Gastos públicos superam receitas no Ceará: assunto desgastante para candidatos, mas fundamental para eleitores

Por Wanfil em Política

03 de julho de 2017

A realidade do corte de gastos não combina com a ficção das promessas eleitorais

Fazer promessas e atiçar expectativas estimula a disposição de quem ouve o canto da sereia. Verificar se existem condições materiais para tantas aspirações costuma ser o inverso emocional dessa condição: desestimula o interlocutor. E se o assunto é eleição, dizer não pode ser fatal.

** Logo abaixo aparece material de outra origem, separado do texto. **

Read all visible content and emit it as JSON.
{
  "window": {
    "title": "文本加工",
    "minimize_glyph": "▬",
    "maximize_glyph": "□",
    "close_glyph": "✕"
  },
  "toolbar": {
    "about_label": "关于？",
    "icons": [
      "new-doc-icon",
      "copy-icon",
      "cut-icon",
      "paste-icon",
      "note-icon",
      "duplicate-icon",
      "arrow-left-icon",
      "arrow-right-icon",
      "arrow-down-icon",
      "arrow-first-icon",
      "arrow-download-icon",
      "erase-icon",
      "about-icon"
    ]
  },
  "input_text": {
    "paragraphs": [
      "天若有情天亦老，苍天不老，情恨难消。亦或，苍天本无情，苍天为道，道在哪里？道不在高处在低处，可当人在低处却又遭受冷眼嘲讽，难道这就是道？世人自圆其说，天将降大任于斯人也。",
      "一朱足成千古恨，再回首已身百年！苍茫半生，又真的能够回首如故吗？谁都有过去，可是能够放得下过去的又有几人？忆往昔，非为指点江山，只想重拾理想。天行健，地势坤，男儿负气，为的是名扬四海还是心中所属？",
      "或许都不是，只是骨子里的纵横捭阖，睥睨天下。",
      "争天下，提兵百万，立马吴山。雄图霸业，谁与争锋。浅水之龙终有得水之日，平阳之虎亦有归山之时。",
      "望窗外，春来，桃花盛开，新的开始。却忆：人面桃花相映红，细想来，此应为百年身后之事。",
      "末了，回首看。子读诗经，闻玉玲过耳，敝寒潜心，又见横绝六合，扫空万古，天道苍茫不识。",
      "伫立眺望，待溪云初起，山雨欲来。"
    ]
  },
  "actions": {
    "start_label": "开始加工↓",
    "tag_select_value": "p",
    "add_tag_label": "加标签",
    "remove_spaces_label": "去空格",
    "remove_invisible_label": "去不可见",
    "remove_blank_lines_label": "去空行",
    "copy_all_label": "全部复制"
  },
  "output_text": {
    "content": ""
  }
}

Pois bem. O Boletim de Conjuntura divulgado na semana passada pelo Instituto de Pesquisa e Estratégia Econômica do Ceará (IPECE), mostra que as despesas do governo do Estado cresceram 1,3% no primeiro trimestre de 2017, enquanto as receitas caíram 4,2%. Ou seja, as contas públicas estaduais, em que pese a boa e justa reputação de equilíbrio, ensejam cuidados pois estão no limite nesse momento de crise.

Dificilmente a realidade fiscal é debatida por candidatos. O tema árido, chato e, na atual conjuntura, de natureza frustrante, já que a contenção de gastos se impõe como necessidade, contrastando com as demandas eleitorais de aliados e de grupos de interesse por ampliação de despesas. Além do mais, coloca em pauta assuntos potencialmente desgastantes, como déficit previdenciário e limite com pagamento de folha salarial para servidores.

É o tipo de situação que pode colocar décadas de esforço fiscal a perder, condenando o futuro do estado. É quando um governo mostra se o seu compromisso é com o desenvolvimento responsável ou com as conveniências do momento. O mesmo vale para a oposição. Por isso, quando qualquer um dos candidatos prometer isso ou aquilo para este ou aquele setor, este ou aquele grupo, lembre-se: tal investimento deverá corresponder, obrigatoriamente, a cortes em outras áreas. É matemática. O resto, é propaganda. E propaganda, já diz o ditado, é a alma do negócio.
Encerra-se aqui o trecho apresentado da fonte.